Some Camas citizens may soon have more options when it comes to paying their utility bills.
During the past two years, city staff has been working to create options for customers who struggle to pay for water and sewer services at the regular rates.
Proposals discussed during a City Council workshop earlier this month include establishing an emergency utility assistance fund and implementing a budget billing method.
According to Finance Director Cathy Huber Nickerson, low income assistance would be provided through the Inter-Faith Treasure House to those who qualify.
The Treasure House is a social service agency that administers several outreach programs for low-income individuals, families and senior citizens in Camas and Washougal.
“Part of this change will require that we enter into a (memorandum of understanding) with the Treasure House,” she said. “Council would appropriate some money to them, and they would be the ones going through the tax records, determining what can be done to help and whether they qualify for our program. It is prescribed by the state, for the most part.”
According to a proposed resolution, the maximum annual emergency credit per household would be $250.
Budget billing, intended for low-income customers who are on fixed-incomes, involves estimating a customer’s yearly bill based on past use, then dividing it into equal monthly payments.
“People who are getting a Social Security check, they need to have a stable dollar amount all year long,” Huber Nickerson said. “We can keep their payments level so they know what they need to pay, and they can manage their money this way.”
Usage would then be reviewed at the end of each year to determine the following year’s monthly payments.
During a workshop in February, Councilwoman Shannon Turk questioned why budget billing can’t be available to all Camas customers.
“It’s a lot of work on our end. We don’t have a state-of-the-art system like Clark PUD,” Huber Nickerson responded, referring to Clark Public Utilities’ EqualPay program. “We have one that works, but it takes some staff time to actually manage things.”
The proposed utility code changes would also include no longer allowing customers to request an extension for payment to avoid disconnection of services.
“(This way) we are not letting them dig themselves into a hole that they can’t get out of,” Huber Nickerson said. “That’s really hard to watch sometimes.
“Instead, we would rather offer them a chance to receive help financially, either through the budget billing process or the financial assistance.”
Currently, if a customer does not pay his or her utility bill, it is eventually sent to a collection agency. Huber Nickerson would like to change that.
“We want to get rid of collection agencies, and instead lien the property,” she said.

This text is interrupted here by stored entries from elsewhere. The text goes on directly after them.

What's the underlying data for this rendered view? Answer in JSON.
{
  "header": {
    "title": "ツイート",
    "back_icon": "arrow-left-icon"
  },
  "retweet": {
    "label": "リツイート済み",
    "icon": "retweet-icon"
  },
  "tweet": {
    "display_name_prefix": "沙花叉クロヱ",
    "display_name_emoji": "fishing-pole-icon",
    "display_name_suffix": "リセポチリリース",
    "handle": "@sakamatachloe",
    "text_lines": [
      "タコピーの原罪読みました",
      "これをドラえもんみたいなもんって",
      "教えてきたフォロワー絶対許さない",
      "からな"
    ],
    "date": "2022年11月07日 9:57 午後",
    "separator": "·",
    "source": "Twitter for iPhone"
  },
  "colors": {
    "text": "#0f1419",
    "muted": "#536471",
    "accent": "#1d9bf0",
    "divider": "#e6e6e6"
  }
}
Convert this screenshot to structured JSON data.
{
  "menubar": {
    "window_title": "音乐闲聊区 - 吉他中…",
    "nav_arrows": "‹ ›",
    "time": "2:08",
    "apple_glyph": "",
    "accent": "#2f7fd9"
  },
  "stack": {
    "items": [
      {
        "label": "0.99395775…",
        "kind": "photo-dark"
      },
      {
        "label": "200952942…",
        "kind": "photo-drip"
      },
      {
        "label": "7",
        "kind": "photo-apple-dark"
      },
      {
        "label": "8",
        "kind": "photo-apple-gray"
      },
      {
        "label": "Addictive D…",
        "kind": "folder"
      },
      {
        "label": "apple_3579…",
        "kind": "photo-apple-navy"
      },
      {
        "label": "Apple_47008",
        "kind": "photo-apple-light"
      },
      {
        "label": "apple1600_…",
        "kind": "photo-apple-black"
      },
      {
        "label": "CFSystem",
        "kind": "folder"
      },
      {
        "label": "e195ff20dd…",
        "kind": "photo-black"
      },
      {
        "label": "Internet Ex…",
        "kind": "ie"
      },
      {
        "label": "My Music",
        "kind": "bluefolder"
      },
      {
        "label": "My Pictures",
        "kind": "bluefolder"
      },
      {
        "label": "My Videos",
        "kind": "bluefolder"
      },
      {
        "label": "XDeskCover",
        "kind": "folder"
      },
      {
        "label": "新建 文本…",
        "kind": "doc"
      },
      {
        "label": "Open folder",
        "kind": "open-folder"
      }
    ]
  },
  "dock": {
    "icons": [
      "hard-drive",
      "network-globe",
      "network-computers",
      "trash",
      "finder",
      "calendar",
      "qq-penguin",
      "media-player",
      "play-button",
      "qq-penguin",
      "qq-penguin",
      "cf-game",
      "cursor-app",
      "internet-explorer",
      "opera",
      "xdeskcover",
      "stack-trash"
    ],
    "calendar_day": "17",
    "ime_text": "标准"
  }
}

A lien would be placed against the property for unpaid utility bills that are above a certain dollar amount. When an owner sells the property, the lien must be paid off at closing with proceeds from the sale.
“You do get your money, eventually,” Huber Nickerson said, adding that the majority of Clark County cities now use property liens to collect on unpaid debt. “I think it would help the city, because we would actually be almost guaranteed to get all of our money back, instead of cents on the dollar. It gives us more teeth.”
This is the second round of utility billing changes being implemented by the city.
In October 2014, the City Council approved adjustments aimed at improving customer service, saving staff time and providing greater equity to billing.
Improvements included maintaining a base rate to all customers for water, sewer, storm drainage and garbage to pay for the infrastructure that all customers utilize, whether they are home or not; extending the billing cycle from 20 to 30 days; and no longer using door hangers as notification of pending service disconnection. The notification instead arrives in the mail twice prior to the service disconnection for non-payment. If it is a rental property, notices are sent to the owner and the renter.
The City Council will discuss the low income utility assistance options again during its workshop on April 6, and have a resolution to establish an emergency utility assistance program and MOU with the Inter-Faith Treasure House ready for a vote at the regular meeting on April 20.
“Phase 2 is designed to give some relief to a segment of our customer base,” Huber Nickerson said.
According to Mayor Scott Higgins, a conversation about providing utility payment assistance to low income residents started in 2013. At the time the city was considering for all customers a series of rate increases, which were ultimately implemented in January 2014.
“That was an important driver for council at the time, and me as well,” he said. “We wanted to try to figure out a vehicle to help that segment of our community.”